Our cap was white, with a narrow light blue and white stripe for the LPN, and black stripes for the RN. I think we just bought our caps that way in the bookstore, and BEWARE if a single hair escaped that hat!!!

I only wore it in school, I never had to wear it in a job.

Poor cap.

M

I graduated from Nursing School in 1977. We still wore caps and the capping ceremony was a BIG event (By the way we had 2 male students in our class).

We received a diagonal narrow black velvet stripe across the right corner of the cap for every year we finished (1 stripe for a Sophomore, 2 stripes for a Junior and 3 for a Senior).

When we graduated, our school cap had the narrow black velvet stripe across the top of the cap about 1/2 inch below the edge.

Again, this was a BIG DEAL! It showed recognition and was much anticipated ... a source of respect and pride.

Specializes in ICU, nutrition.

Thanks for posting the interesting link, Youda.

No caps here, and none of the schools I'm aware of around here do caps anymore. I remember back in the mid-90s I was working at a hospital in Arkansas and the LPN students wore caps, but I didn't notice what they looked like. I was just marveling that anyone wore caps anymore (this was before I was a nurse, but I'd heard all about them from my mom.)

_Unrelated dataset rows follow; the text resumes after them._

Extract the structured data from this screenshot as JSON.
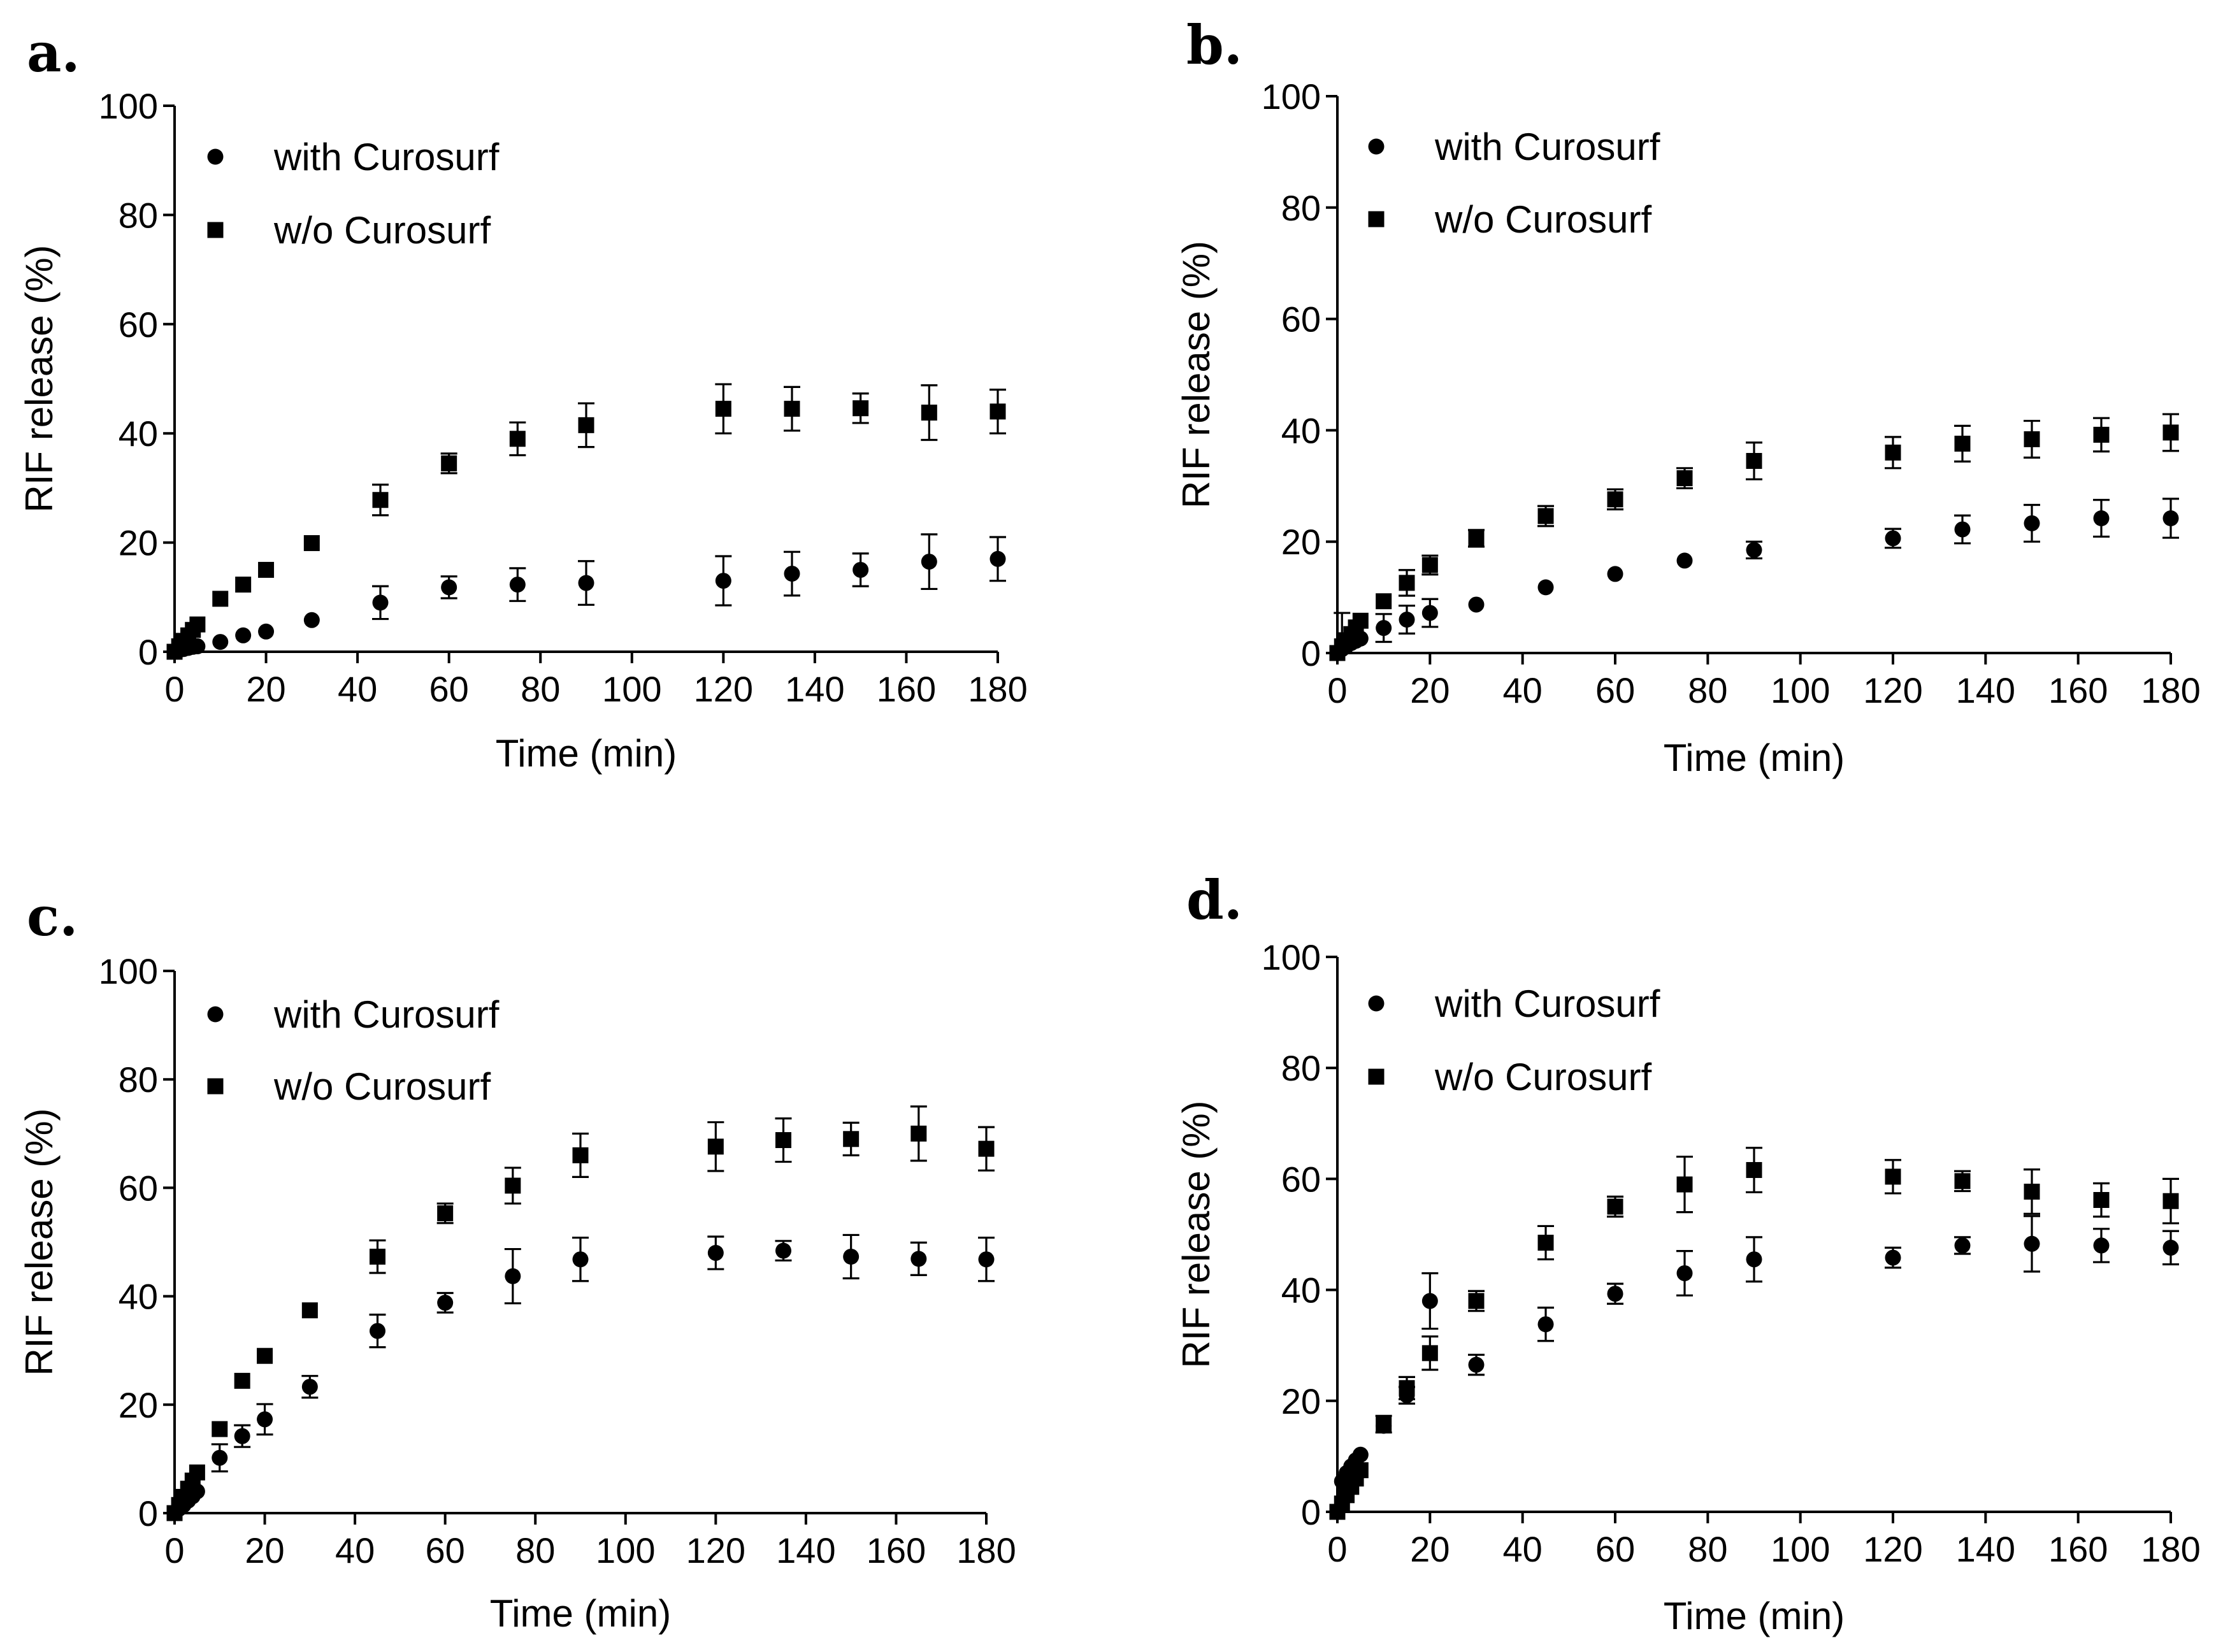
{
  "chart_data": [
    {
      "panel": "a.",
      "type": "scatter",
      "xlabel": "Time (min)",
      "ylabel": "RIF release (%)",
      "xlim": [
        0,
        180
      ],
      "ylim": [
        0,
        100
      ],
      "xticks": [
        "0",
        "20",
        "40",
        "60",
        "80",
        "100",
        "120",
        "140",
        "160",
        "180"
      ],
      "yticks": [
        "0",
        "20",
        "40",
        "60",
        "80",
        "100"
      ],
      "legend_position": "top-left",
      "series": [
        {
          "name": "with Curosurf",
          "marker": "circle",
          "points": [
            [
              0,
              0,
              0
            ],
            [
              1,
              0.3,
              0
            ],
            [
              2,
              0.5,
              0
            ],
            [
              3,
              0.7,
              0
            ],
            [
              4,
              0.9,
              0
            ],
            [
              5,
              1.0,
              0
            ],
            [
              10,
              1.8,
              0
            ],
            [
              15,
              3.0,
              0
            ],
            [
              20,
              3.7,
              0
            ],
            [
              30,
              5.8,
              0
            ],
            [
              45,
              9,
              3
            ],
            [
              60,
              11.8,
              2
            ],
            [
              75,
              12.3,
              3
            ],
            [
              90,
              12.6,
              4
            ],
            [
              120,
              13,
              4.5
            ],
            [
              135,
              14.3,
              4
            ],
            [
              150,
              15,
              3
            ],
            [
              165,
              16.5,
              5
            ],
            [
              180,
              17,
              4
            ]
          ]
        },
        {
          "name": "w/o Curosurf",
          "marker": "square",
          "points": [
            [
              0,
              0,
              0
            ],
            [
              1,
              1.0,
              0
            ],
            [
              2,
              2.0,
              0
            ],
            [
              3,
              3.0,
              0
            ],
            [
              4,
              4.0,
              0
            ],
            [
              5,
              5.0,
              0
            ],
            [
              10,
              9.7,
              0
            ],
            [
              15,
              12.3,
              0
            ],
            [
              20,
              15,
              0
            ],
            [
              30,
              19.9,
              0
            ],
            [
              45,
              27.8,
              2.8
            ],
            [
              60,
              34.5,
              1.8
            ],
            [
              75,
              39,
              3
            ],
            [
              90,
              41.5,
              4
            ],
            [
              120,
              44.5,
              4.5
            ],
            [
              135,
              44.5,
              4
            ],
            [
              150,
              44.6,
              2.7
            ],
            [
              165,
              43.8,
              5
            ],
            [
              180,
              44,
              4
            ]
          ]
        }
      ]
    },
    {
      "panel": "b.",
      "type": "scatter",
      "xlabel": "Time (min)",
      "ylabel": "RIF release (%)",
      "xlim": [
        0,
        180
      ],
      "ylim": [
        0,
        100
      ],
      "xticks": [
        "0",
        "20",
        "40",
        "60",
        "80",
        "100",
        "120",
        "140",
        "160",
        "180"
      ],
      "yticks": [
        "0",
        "20",
        "40",
        "60",
        "80",
        "100"
      ],
      "legend_position": "top-left",
      "series": [
        {
          "name": "with Curosurf",
          "marker": "circle",
          "points": [
            [
              0,
              0,
              0
            ],
            [
              1,
              0.7,
              0
            ],
            [
              2,
              1.3,
              0
            ],
            [
              3,
              1.8,
              0
            ],
            [
              4,
              2.2,
              0
            ],
            [
              5,
              2.6,
              0
            ],
            [
              10,
              4.5,
              2.5
            ],
            [
              15,
              6,
              2.5
            ],
            [
              20,
              7.2,
              2.5
            ],
            [
              30,
              8.7,
              0
            ],
            [
              45,
              11.8,
              0
            ],
            [
              60,
              14.2,
              0
            ],
            [
              75,
              16.6,
              0
            ],
            [
              90,
              18.5,
              1.5
            ],
            [
              120,
              20.6,
              1.7
            ],
            [
              135,
              22.2,
              2.5
            ],
            [
              150,
              23.3,
              3.3
            ],
            [
              165,
              24.2,
              3.3
            ],
            [
              180,
              24.2,
              3.5
            ]
          ]
        },
        {
          "name": "w/o Curosurf",
          "marker": "square",
          "points": [
            [
              0,
              0,
              0
            ],
            [
              1,
              1.2,
              6
            ],
            [
              2,
              2.3,
              0
            ],
            [
              3,
              3.4,
              0
            ],
            [
              4,
              4.6,
              0
            ],
            [
              5,
              5.8,
              0
            ],
            [
              10,
              9.3,
              0
            ],
            [
              15,
              12.6,
              2.3
            ],
            [
              20,
              15.8,
              1.7
            ],
            [
              30,
              20.6,
              1.5
            ],
            [
              45,
              24.6,
              1.8
            ],
            [
              60,
              27.6,
              1.8
            ],
            [
              75,
              31.4,
              1.8
            ],
            [
              90,
              34.5,
              3.3
            ],
            [
              120,
              36,
              2.8
            ],
            [
              135,
              37.6,
              3.2
            ],
            [
              150,
              38.4,
              3.3
            ],
            [
              165,
              39.2,
              3
            ],
            [
              180,
              39.6,
              3.3
            ]
          ]
        }
      ]
    },
    {
      "panel": "c.",
      "type": "scatter",
      "xlabel": "Time (min)",
      "ylabel": "RIF release (%)",
      "xlim": [
        0,
        180
      ],
      "ylim": [
        0,
        100
      ],
      "xticks": [
        "0",
        "20",
        "40",
        "60",
        "80",
        "100",
        "120",
        "140",
        "160",
        "180"
      ],
      "yticks": [
        "0",
        "20",
        "40",
        "60",
        "80",
        "100"
      ],
      "legend_position": "top-left",
      "series": [
        {
          "name": "with Curosurf",
          "marker": "circle",
          "points": [
            [
              0,
              0,
              0
            ],
            [
              1,
              0.8,
              0
            ],
            [
              2,
              1.5,
              0
            ],
            [
              3,
              2.3,
              0
            ],
            [
              4,
              3.1,
              0
            ],
            [
              5,
              4,
              0
            ],
            [
              10,
              10.2,
              2.5
            ],
            [
              15,
              14.2,
              2
            ],
            [
              20,
              17.3,
              2.8
            ],
            [
              30,
              23.3,
              2
            ],
            [
              45,
              33.6,
              3
            ],
            [
              60,
              38.8,
              1.8
            ],
            [
              75,
              43.7,
              5
            ],
            [
              90,
              46.8,
              4
            ],
            [
              120,
              48,
              3
            ],
            [
              135,
              48.4,
              1.8
            ],
            [
              150,
              47.3,
              4
            ],
            [
              165,
              46.9,
              3
            ],
            [
              180,
              46.8,
              4
            ]
          ]
        },
        {
          "name": "w/o Curosurf",
          "marker": "square",
          "points": [
            [
              0,
              0,
              0
            ],
            [
              1,
              1.5,
              0
            ],
            [
              2,
              3.0,
              0
            ],
            [
              3,
              4.5,
              0
            ],
            [
              4,
              6.0,
              0
            ],
            [
              5,
              7.5,
              0
            ],
            [
              10,
              15.5,
              0
            ],
            [
              15,
              24.4,
              0
            ],
            [
              20,
              29,
              0
            ],
            [
              30,
              37.4,
              0
            ],
            [
              45,
              47.3,
              3
            ],
            [
              60,
              55.3,
              1.8
            ],
            [
              75,
              60.4,
              3.3
            ],
            [
              90,
              66,
              4
            ],
            [
              120,
              67.6,
              4.5
            ],
            [
              135,
              68.8,
              4
            ],
            [
              150,
              69,
              3
            ],
            [
              165,
              70,
              5
            ],
            [
              180,
              67.2,
              4
            ]
          ]
        }
      ]
    },
    {
      "panel": "d.",
      "type": "scatter",
      "xlabel": "Time (min)",
      "ylabel": "RIF release (%)",
      "xlim": [
        0,
        180
      ],
      "ylim": [
        0,
        100
      ],
      "xticks": [
        "0",
        "20",
        "40",
        "60",
        "80",
        "100",
        "120",
        "140",
        "160",
        "180"
      ],
      "yticks": [
        "0",
        "20",
        "40",
        "60",
        "80",
        "100"
      ],
      "legend_position": "top-left",
      "series": [
        {
          "name": "with Curosurf",
          "marker": "circle",
          "points": [
            [
              0,
              0,
              0
            ],
            [
              1,
              5.5,
              0
            ],
            [
              2,
              7,
              0
            ],
            [
              3,
              8.2,
              0
            ],
            [
              4,
              9.3,
              0
            ],
            [
              5,
              10.3,
              0
            ],
            [
              10,
              15.5,
              0
            ],
            [
              15,
              21,
              1.5
            ],
            [
              20,
              38,
              5
            ],
            [
              30,
              26.5,
              1.8
            ],
            [
              45,
              33.8,
              3
            ],
            [
              60,
              39.3,
              1.8
            ],
            [
              75,
              43,
              4
            ],
            [
              90,
              45.5,
              4
            ],
            [
              120,
              45.8,
              1.8
            ],
            [
              135,
              48,
              1.5
            ],
            [
              150,
              48.3,
              5
            ],
            [
              165,
              48,
              3
            ],
            [
              180,
              47.6,
              3
            ]
          ]
        },
        {
          "name": "w/o Curosurf",
          "marker": "square",
          "points": [
            [
              0,
              0,
              0
            ],
            [
              1,
              1.5,
              0
            ],
            [
              2,
              3,
              0
            ],
            [
              3,
              4.5,
              0
            ],
            [
              4,
              6,
              0
            ],
            [
              5,
              7.5,
              0
            ],
            [
              10,
              15.8,
              1.5
            ],
            [
              15,
              22.3,
              2
            ],
            [
              20,
              28.6,
              3
            ],
            [
              30,
              38,
              1.8
            ],
            [
              45,
              48.5,
              3
            ],
            [
              60,
              55,
              1.8
            ],
            [
              75,
              59,
              5
            ],
            [
              90,
              61.6,
              4
            ],
            [
              120,
              60.4,
              3
            ],
            [
              135,
              59.6,
              1.8
            ],
            [
              150,
              57.7,
              4
            ],
            [
              165,
              56.2,
              3
            ],
            [
              180,
              56,
              4
            ]
          ]
        }
      ]
    }
  ]
}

My mom said the happiest day of her professional career was the day she didn't have to wear that stinkin' cap anymore.

When we graduated last year, a couple of my friends and I bought caps (all we could find was solid white, I guess we would have had to have sewn on our stripes) and wore them for our graduation pictures in our uniforms. They looked really cute, but I can't imagine having to move patients, bend over, etc. with that thing perched on my head.